Blockchain network Mantle has officially opened its first-ever global hackathon, inviting creators and developers to build innovative blockchain solutions in a five-month online competition.

The event has started today, October 22, and will run until February 7 next year, and offers up to $150,000 in incentives to winning projects.

The hackathon is open to all enthusiasts globally, with renowned developer ecosystems HackQuest and OpenBuild offering tools, exposure to new projects, and mentorship.

The event offers builders an opportunity to create practical innovations, and not hype-driven trends.

Building to solve real-world problems

Mantle has highlighted what it expects from participants of its hackathon: relevant products that tackle real user issues.

Meanwhile, the evaluation procedure will prioritize five primary pillars, including scalability, product design, technical execution, Mante integration, and market potential.

The Mantle team emphasized that successful entries should focus on market utility and not flashy demos.

Indeed, this hackathon is a platform for serious builders and not short-term speculators. They said:

Build what lasts, not just what trends. Focus on execution, usability, and real-world relevance.
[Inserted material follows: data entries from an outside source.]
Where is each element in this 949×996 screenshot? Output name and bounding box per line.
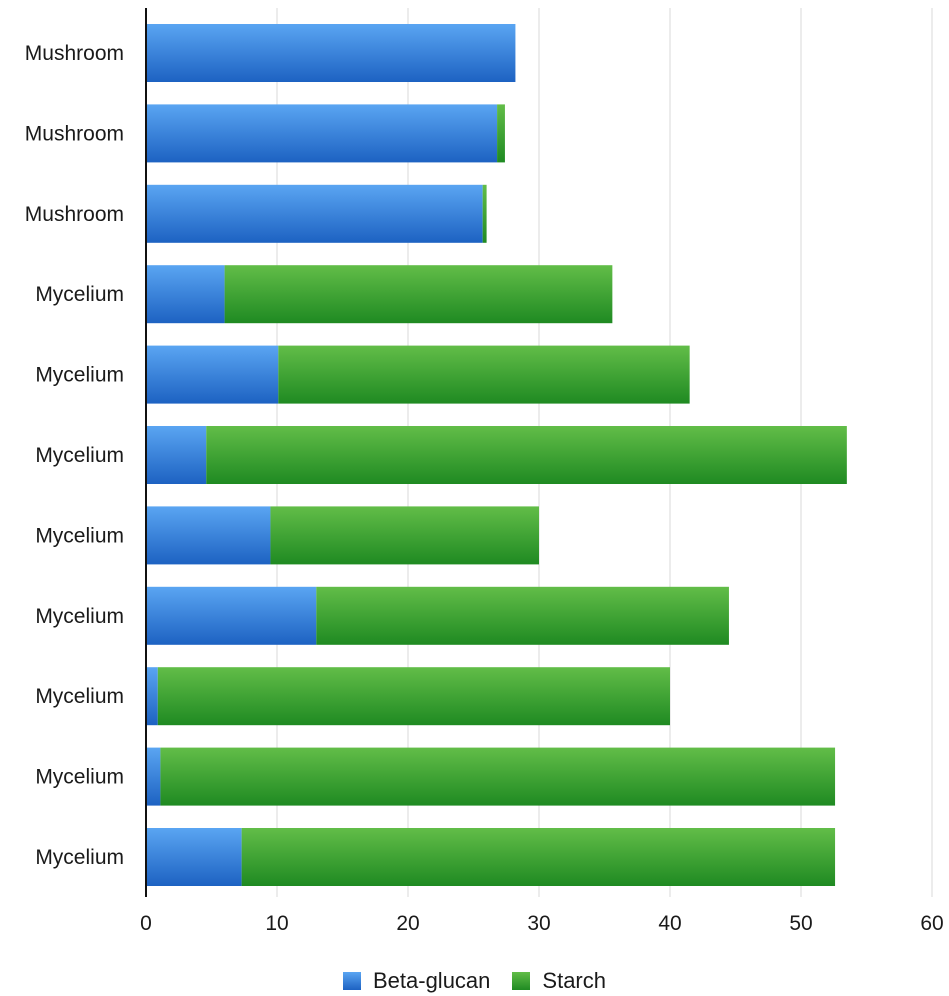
bar-beta-glucan (146, 426, 207, 484)
bar-beta-glucan (146, 345, 279, 404)
bar-beta-glucan (146, 265, 225, 324)
category-label: Mycelium (35, 524, 124, 547)
category-label: Mycelium (35, 685, 124, 708)
bar-starch (482, 184, 487, 243)
x-tick-label: 10 (265, 912, 288, 935)
bar-starch (206, 426, 847, 484)
x-tick-label: 40 (658, 912, 681, 935)
category-label: Mycelium (35, 444, 124, 467)
category-label: Mycelium (35, 283, 124, 306)
bars (146, 24, 847, 886)
category-label: Mycelium (35, 364, 124, 387)
legend-swatch-starch (512, 972, 531, 990)
legend-label-beta-glucan: Beta-glucan (372, 968, 491, 993)
bar-starch (160, 747, 836, 806)
bar-starch (224, 265, 613, 324)
bar-beta-glucan (146, 506, 271, 565)
category-label: Mycelium (35, 605, 124, 628)
bar-starch (241, 828, 836, 886)
bar-starch (157, 667, 671, 726)
category-label: Mushroom (25, 122, 124, 145)
category-label: Mycelium (35, 846, 124, 869)
legend-item-starch: Starch (512, 968, 606, 994)
x-tick-labels: 0 10 20 30 40 50 60 (140, 912, 944, 935)
bar-beta-glucan (146, 586, 317, 645)
category-label: Mycelium (35, 766, 124, 789)
category-label: Mushroom (25, 203, 124, 226)
bar-beta-glucan (146, 104, 498, 163)
category-label: Mushroom (25, 42, 124, 65)
bar-beta-glucan (146, 828, 242, 886)
x-tick-label: 50 (789, 912, 812, 935)
bar-beta-glucan (146, 24, 516, 82)
bar-beta-glucan (146, 667, 158, 726)
legend-swatch-beta-glucan (342, 972, 361, 990)
bar-starch (316, 586, 729, 645)
x-tick-label: 20 (396, 912, 419, 935)
legend-label-starch: Starch (542, 968, 606, 993)
bar-starch (497, 104, 505, 163)
bar-starch (278, 345, 690, 404)
x-tick-label: 30 (527, 912, 550, 935)
legend-item-beta-glucan: Beta-glucan (342, 968, 491, 994)
x-tick-label: 60 (920, 912, 943, 935)
legend: Beta-glucan Starch (0, 966, 949, 996)
x-tick-label: 0 (140, 912, 152, 935)
category-labels: Mushroom Mushroom Mushroom Mycelium Mycelium… (25, 42, 124, 869)
bar-beta-glucan (146, 184, 483, 243)
stacked-bar-chart: Mushroom Mushroom Mushroom Mycelium Mycelium… (25, 8, 944, 935)
bar-starch (270, 506, 539, 565)
bar-beta-glucan (146, 747, 161, 806)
Most importantly, solve what users need.

Meanwhile, participants have adequate time to design and shape their innovative projects.

Registration and building start this month, with the winner announcement scheduled for February.

Creators have the time to plan, test, and polish ideas before presenting their projects to the broader cryptocurrency community and judges.

For context, the hackathon boasts a diverse judging panel comprising renowned figures in the blockchain world.

The comprehensive list includes 0x Todd, Trustless State, Notaciccap, and multiple others with experience spanning venture capital, DeFi innovation, and product development.

The massive judging team adds credibility to the event.

Moreover, their experience signals high expectations as the panel boasts expertise in evaluating projects with real-world impact and creative innovations.

Mantle and Bybit prioritize real-world solutions

The five-month hackathon coincides with Mantle’s current alliance with centralized exchange Bybit, aimed at merging liquidity providers, real-world assets, and developers.

The duo seeks to democratize the trillion-dollar industry of on-chain finance.

The initiative reflects Mantle’s mission to expand beyond a blockchain network and create an international developer community to accelerate financial innovation.

MNT price outlook

Mantle’s native token mirrored broader sentiments today.

MNT lost nearly 10% of its value over the past 24 hours to $1.64.

The faded daily trading volumes indicate trader disinterest in the tokens, as bears rattle the cryptocurrency landscape.

The value of all digital tokens plunged by 5% the past 24 hours to $3.65 trillion due to factors like tariff tensions.

Nevertheless, analysts remain confident, predicting massive rebounds in Q4 and into 2026.

Meanwhile, the ongoing hackathon could boost MNT’s utility and volumes in the coming times, which could catalyze stable price performances.